Junior Litwits participate in Teens Top Ten, students provide feedback before publication

More stories from Kaeden Thurber

Starting with four students submitting reviews, junior Brooke Petersen, senior Erin Harrington, junior Kyndal Peck, and junior Kaeden Thurber opened the doors for the Junior Litwits club. The Young adult Library Services Association (YALSA) has a service entitled “Teens Top Ten.” Young Adult book clubs may enter the service by application, to review previously released books. Even though only 15 clubs are chosen throughout the nation, the Junior Litwits was selected as one.

“I’m assuming the quality of the reviews would have been one thing [in becoming one of the 15 book clubs chosen] and another thing was that I provided information on the school demographics as far as what our student population looked like,” Henning said. “It’s the fact that we have a diverse student body and I believe that YALSA wanted a lot of diversity and people who are reading are providing reviews.”

The books sent to the clubs are prone to typos, plot holes and bad character development. Therefore, students get the chance to help authors with the development of their books. This gives the clubs a first chance to read the books before they are on the market.

“No one else is able to read them, and the actual product of the book when it’s on sale might be different from when you read it. You might be able to keep the book and if it gets really popular you can say you got to read it first,” Petersen said.

The club will be sent anywhere from 300 to 400 books this year. Each book club participant has the choice to choose which genre they want to read. The books sent from authors are specifically private to the YALSA club.

“They are not mixed in with the other books in the library, they´re on a cart that is back behind the circulation desk, so somebody has to ask to get them,” Henning said.

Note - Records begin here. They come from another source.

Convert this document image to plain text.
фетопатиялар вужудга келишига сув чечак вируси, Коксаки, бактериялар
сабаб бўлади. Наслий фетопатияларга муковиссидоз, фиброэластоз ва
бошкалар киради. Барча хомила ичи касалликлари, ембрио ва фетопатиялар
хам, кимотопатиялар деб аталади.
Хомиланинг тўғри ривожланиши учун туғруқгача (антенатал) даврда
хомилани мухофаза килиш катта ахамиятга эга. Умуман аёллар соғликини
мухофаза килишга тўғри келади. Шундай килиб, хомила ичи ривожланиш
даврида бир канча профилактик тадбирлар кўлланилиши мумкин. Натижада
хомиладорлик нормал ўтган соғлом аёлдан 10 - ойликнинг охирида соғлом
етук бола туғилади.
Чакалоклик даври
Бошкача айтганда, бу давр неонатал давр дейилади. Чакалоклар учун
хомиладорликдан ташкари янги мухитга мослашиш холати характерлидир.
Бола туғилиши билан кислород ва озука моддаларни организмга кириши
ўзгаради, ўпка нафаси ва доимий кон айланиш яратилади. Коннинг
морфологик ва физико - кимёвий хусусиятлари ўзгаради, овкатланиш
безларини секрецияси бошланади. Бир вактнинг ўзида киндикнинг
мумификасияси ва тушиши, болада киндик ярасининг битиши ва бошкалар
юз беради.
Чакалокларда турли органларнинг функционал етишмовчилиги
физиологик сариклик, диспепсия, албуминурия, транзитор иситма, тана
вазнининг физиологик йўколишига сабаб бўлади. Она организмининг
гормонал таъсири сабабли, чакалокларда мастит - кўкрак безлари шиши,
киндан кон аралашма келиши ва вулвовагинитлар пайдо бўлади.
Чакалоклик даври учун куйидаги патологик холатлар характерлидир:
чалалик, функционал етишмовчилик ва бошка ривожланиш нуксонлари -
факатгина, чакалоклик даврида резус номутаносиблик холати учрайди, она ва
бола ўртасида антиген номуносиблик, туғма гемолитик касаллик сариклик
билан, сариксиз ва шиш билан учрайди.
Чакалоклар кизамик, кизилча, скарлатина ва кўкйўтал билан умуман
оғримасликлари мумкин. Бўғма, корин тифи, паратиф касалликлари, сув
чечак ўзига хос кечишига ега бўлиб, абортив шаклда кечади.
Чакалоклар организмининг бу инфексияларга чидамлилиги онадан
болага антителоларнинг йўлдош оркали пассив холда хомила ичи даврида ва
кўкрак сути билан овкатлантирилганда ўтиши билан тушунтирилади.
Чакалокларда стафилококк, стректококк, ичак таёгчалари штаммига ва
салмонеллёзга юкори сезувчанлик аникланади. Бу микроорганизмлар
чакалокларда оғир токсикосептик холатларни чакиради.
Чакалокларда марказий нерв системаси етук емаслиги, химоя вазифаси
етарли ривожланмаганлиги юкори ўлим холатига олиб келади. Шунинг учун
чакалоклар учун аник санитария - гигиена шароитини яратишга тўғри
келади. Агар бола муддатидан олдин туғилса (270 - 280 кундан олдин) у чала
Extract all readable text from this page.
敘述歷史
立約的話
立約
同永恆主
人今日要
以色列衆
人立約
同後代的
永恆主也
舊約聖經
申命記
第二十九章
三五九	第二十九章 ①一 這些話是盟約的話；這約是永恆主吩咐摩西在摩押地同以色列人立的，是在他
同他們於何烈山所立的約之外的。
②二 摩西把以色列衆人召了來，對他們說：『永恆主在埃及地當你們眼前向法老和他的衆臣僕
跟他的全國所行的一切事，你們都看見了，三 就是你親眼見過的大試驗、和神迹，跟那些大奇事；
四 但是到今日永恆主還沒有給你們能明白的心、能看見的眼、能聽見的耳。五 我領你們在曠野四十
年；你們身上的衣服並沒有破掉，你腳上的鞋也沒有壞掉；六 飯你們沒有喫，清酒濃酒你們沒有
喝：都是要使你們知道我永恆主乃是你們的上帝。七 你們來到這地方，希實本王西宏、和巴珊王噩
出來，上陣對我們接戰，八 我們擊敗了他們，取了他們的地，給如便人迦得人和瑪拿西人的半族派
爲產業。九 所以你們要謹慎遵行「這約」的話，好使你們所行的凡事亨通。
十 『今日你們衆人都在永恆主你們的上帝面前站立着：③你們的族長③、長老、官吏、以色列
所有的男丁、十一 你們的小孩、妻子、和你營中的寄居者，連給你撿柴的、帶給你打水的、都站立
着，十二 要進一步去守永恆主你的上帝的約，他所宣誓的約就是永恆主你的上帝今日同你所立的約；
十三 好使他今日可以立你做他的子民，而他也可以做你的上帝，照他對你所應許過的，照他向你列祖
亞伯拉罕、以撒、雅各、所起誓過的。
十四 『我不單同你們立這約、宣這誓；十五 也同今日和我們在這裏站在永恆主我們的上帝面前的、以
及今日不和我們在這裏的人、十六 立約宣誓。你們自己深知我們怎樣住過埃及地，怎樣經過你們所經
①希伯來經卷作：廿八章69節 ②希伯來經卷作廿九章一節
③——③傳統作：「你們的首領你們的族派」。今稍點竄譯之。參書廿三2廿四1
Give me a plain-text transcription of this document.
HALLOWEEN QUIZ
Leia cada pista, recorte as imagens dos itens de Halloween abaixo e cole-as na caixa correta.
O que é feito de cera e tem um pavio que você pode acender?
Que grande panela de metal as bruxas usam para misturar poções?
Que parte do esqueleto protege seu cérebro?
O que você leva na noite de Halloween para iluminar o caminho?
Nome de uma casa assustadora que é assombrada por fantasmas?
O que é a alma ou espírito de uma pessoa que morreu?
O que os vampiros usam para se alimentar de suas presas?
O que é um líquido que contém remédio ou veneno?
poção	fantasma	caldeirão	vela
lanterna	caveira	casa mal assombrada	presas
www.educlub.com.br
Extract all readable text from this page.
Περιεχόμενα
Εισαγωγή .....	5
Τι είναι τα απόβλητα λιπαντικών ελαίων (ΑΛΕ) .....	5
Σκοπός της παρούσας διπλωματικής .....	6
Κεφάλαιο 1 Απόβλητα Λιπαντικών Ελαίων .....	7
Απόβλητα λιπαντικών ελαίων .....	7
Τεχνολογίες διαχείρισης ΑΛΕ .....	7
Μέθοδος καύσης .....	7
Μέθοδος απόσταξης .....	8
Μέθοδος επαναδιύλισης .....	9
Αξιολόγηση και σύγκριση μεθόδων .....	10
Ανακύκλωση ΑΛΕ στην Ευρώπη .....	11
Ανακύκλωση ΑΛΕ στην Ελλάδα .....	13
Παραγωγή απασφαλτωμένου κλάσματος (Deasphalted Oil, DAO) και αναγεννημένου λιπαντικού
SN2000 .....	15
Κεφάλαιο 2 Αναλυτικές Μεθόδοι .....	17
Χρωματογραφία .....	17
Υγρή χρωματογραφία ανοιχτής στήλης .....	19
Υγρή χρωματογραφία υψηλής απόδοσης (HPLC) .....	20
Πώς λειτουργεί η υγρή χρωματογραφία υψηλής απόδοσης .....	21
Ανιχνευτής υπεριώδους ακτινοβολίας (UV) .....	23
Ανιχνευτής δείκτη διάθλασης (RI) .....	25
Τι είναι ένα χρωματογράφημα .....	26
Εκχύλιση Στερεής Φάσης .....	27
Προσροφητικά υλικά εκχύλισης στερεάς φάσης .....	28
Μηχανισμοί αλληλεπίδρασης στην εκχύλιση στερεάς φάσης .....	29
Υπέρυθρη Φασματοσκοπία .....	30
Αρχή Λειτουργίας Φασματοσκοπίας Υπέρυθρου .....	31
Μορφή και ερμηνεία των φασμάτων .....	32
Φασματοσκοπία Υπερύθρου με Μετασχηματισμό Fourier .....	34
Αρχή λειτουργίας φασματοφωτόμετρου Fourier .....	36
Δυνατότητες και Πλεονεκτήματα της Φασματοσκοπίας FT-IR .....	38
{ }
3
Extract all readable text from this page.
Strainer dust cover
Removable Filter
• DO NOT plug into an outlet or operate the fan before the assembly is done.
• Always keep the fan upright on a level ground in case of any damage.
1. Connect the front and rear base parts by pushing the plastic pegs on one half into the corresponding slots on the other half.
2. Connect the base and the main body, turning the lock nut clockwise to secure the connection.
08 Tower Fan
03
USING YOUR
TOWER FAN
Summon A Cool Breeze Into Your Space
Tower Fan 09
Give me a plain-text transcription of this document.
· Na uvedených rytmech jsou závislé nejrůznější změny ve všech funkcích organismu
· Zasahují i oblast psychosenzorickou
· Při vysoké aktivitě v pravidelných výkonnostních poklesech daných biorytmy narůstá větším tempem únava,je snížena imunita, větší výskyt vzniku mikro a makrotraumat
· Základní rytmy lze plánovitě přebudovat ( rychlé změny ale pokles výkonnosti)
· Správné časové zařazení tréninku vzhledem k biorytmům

After reading each book, members are required to write a review that they will eventually record to the YALSA online website. Students practiced writing reviews in last year´s book club and have been waiting for such an opportunity to apply their knowledge.

“[This opportunity requires] reading with a critical mind, paying attention more deeply to what you’re reading rather than scratching across the surface. We’re really looking more closely into what the author is saying, looking for good quality writing,” Henning said. “Being alert to what separates good writing from not so good writing. Being able to organize your own thoughts and develop your own opinions, and to write both concisely and somewhat professionally to provide a response on what you’ve read.”

The Teens Top Ten Project works towards nominating the top ten books YALSA participants have read and voted on. Any book sent to the YALSA groups, or any book published between Jan. 1 and Dec. 31 are eligible to be nominated.

“The plot has to be put together and everything, the grammar has to make sense, how people act a little bit relatable to how a person would act,” Petersen said.

Henning said the club is still looking to recruit student readers. While Henning wishes for students to express an interest in and visit the library, Henning wants students to be aware of the work that is required.

“I would like for people to be passing all their other classes. It [the program] does require a lot of outside work and I don’t want students to fall behind in anything,” Henning said. “I don’t want this to take away from them getting their schoolwork done.”

While some might view reading as a chore, junior Sarah Fryhover finds great delight in reading.

“I really enjoy meeting people who also love to read like I do, and also getting to read pre released books,” Fryhover said.